The congregation organized in 1878 with the direction of a white minister, Dr. Stephen Matton, and the president of president of Johnson C. Smith University. In 1946, Anna Mae Austin started a nursey in the basement that ran over for over 40 years.

Sterling High School

My grandmother’s alma mater, and more notably Jesse Jackson’s.

Sterling High School was originally called Greenville Academy, founded in 1896 by Rev. D.M Minus. Born to slave parents, Minus went on to receive an education at Claflin University. He was sent to Greenville for 2 reasons: (1) John Wesley Church needed a new building and (2) the children of Greenville needed a high school to prepare for life without having leave their hometown.

After holding lecture inside the church, in 2 years, the school would get too large. In 1902 trustees decided to sale the property and purchase land outside the city limits. The school would be known as Sterling Industrial College, after Mrs. E.R. Sterling, the lady who helped pay for Minus’s education while in college. To help raise money Minus enlisted the help of both black and white men, giving them a seat on the board.

The largest contribution came from Mr. Thomas F Parker, the man responsible for Parker School District (In Greenville). He donated the 2 story building worth $2500. Mr. Parker also bought several acres of land, dividing them into lots and street, only selling to black people. He named the streets after the black men on the board of trustees.

Today, they are Sterling, Middleton, Minus, Malloy, and Valentine. Overtime the school would go through name changes until in 1929 when the school district of Greenville county purchased it, making it the 1st black public high school.

It operated until September 15, 1967, when it was destroyed by a fire just weeks before renovation approvals. The original Gym still stands and is used for community activities. Last year, my company hosted a Dance Battle there.

Richland Cemetery

In a small portion of Downtown Greenville at the intersection of Stone Ave. and Laurens Rd. you’ll find the first burial site for African American, established by the City of Greenville in 1884. Sitting on 6 acres of land, there are over 1400 documented burials dating back to 1800 until the present.

It is the final resting place for the some of the city’s most notable African Americans; including Greenville’s first black registered nurse and first superintendent of the Greenville’s Hospital System, Cora Kilgore Chapman

Unfortunately not all of the tombstones are in good conditions. Some have been destroyed, are illegible, and some have no marking at all. Due to a fire that took place at the grounds caretaker home decades ago, most of the burial records were destroyed leaving some of the graves unidentifiable.

Fountain Inn Rosenwald School

The Fountain Inn Rosenwald School, also known as the Fountain Inn Negro School Complex was established and built between 1928 to 1942. The complex was comprised of a grade school, a high school, a library, gymnasium, and a teacherage; used for housing the schools teachers and principals.

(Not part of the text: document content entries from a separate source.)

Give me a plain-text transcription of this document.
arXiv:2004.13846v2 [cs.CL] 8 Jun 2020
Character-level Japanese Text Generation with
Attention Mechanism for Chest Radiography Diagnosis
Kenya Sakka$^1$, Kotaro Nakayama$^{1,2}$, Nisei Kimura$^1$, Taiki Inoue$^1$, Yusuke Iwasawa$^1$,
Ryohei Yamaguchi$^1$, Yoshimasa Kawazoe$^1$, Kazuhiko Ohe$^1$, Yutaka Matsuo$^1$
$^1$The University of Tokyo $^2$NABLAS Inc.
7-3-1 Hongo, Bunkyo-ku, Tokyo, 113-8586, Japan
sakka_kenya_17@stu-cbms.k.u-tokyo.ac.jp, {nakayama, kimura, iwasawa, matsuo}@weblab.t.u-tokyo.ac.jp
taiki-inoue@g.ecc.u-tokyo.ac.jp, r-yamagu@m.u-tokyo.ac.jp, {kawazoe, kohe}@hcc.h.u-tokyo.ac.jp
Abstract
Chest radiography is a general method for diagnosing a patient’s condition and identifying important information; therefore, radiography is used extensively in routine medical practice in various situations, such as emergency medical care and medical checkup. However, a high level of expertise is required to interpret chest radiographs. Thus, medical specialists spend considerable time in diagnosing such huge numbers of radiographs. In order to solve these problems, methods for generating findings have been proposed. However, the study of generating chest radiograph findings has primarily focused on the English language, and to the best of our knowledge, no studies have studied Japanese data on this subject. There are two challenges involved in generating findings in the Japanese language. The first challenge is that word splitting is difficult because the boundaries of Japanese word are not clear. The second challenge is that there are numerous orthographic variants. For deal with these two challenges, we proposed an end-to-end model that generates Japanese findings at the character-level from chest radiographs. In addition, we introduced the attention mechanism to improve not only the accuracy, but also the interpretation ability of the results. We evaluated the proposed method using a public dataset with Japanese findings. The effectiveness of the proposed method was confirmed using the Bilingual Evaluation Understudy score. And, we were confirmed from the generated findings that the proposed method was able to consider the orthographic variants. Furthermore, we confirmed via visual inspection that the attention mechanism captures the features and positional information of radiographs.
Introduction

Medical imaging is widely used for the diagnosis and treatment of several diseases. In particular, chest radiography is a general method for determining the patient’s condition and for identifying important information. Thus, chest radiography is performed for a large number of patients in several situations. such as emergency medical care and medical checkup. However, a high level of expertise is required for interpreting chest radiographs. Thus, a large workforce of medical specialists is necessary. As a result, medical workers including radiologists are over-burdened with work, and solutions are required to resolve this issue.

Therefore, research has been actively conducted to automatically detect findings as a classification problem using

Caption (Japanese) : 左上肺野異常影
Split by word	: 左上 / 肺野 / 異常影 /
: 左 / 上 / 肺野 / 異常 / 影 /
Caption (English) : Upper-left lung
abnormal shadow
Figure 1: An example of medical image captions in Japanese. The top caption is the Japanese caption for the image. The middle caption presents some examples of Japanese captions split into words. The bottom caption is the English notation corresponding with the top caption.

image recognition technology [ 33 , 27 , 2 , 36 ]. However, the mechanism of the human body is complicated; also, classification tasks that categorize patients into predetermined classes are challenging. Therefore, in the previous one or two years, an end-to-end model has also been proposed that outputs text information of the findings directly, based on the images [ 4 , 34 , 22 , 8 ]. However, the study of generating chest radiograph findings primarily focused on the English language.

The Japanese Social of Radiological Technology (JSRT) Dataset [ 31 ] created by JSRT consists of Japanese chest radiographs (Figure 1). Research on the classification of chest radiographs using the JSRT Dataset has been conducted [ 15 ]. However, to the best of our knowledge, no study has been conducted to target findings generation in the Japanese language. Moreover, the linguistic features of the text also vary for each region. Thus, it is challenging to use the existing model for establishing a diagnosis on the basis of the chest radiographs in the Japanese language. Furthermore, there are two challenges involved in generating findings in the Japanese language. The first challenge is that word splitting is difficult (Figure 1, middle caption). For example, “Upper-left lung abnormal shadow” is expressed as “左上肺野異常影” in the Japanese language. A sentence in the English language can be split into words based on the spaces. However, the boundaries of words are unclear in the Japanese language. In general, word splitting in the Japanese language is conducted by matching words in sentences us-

The high school operated until 1954, when it consolidated with the other schools in the area. While the grade school remained opened until 1960.

Today, the only remaining building is the teacherage that was added in1935, while the rest of the complex was demolished in 2000.

Thoughts to myself like….

Being from the South, you grow accustomed to hearing stories of our ancestor’s pain and struggle. However, important as it is, I also think it’s important to hear stories of triumph and prevail; stories that show how our people started from the bottom, to only end on top through nothing more than ingenuity. This country was built on the backs of African Americans. So everywhere you turn there’s a history lesson, even in your back yard!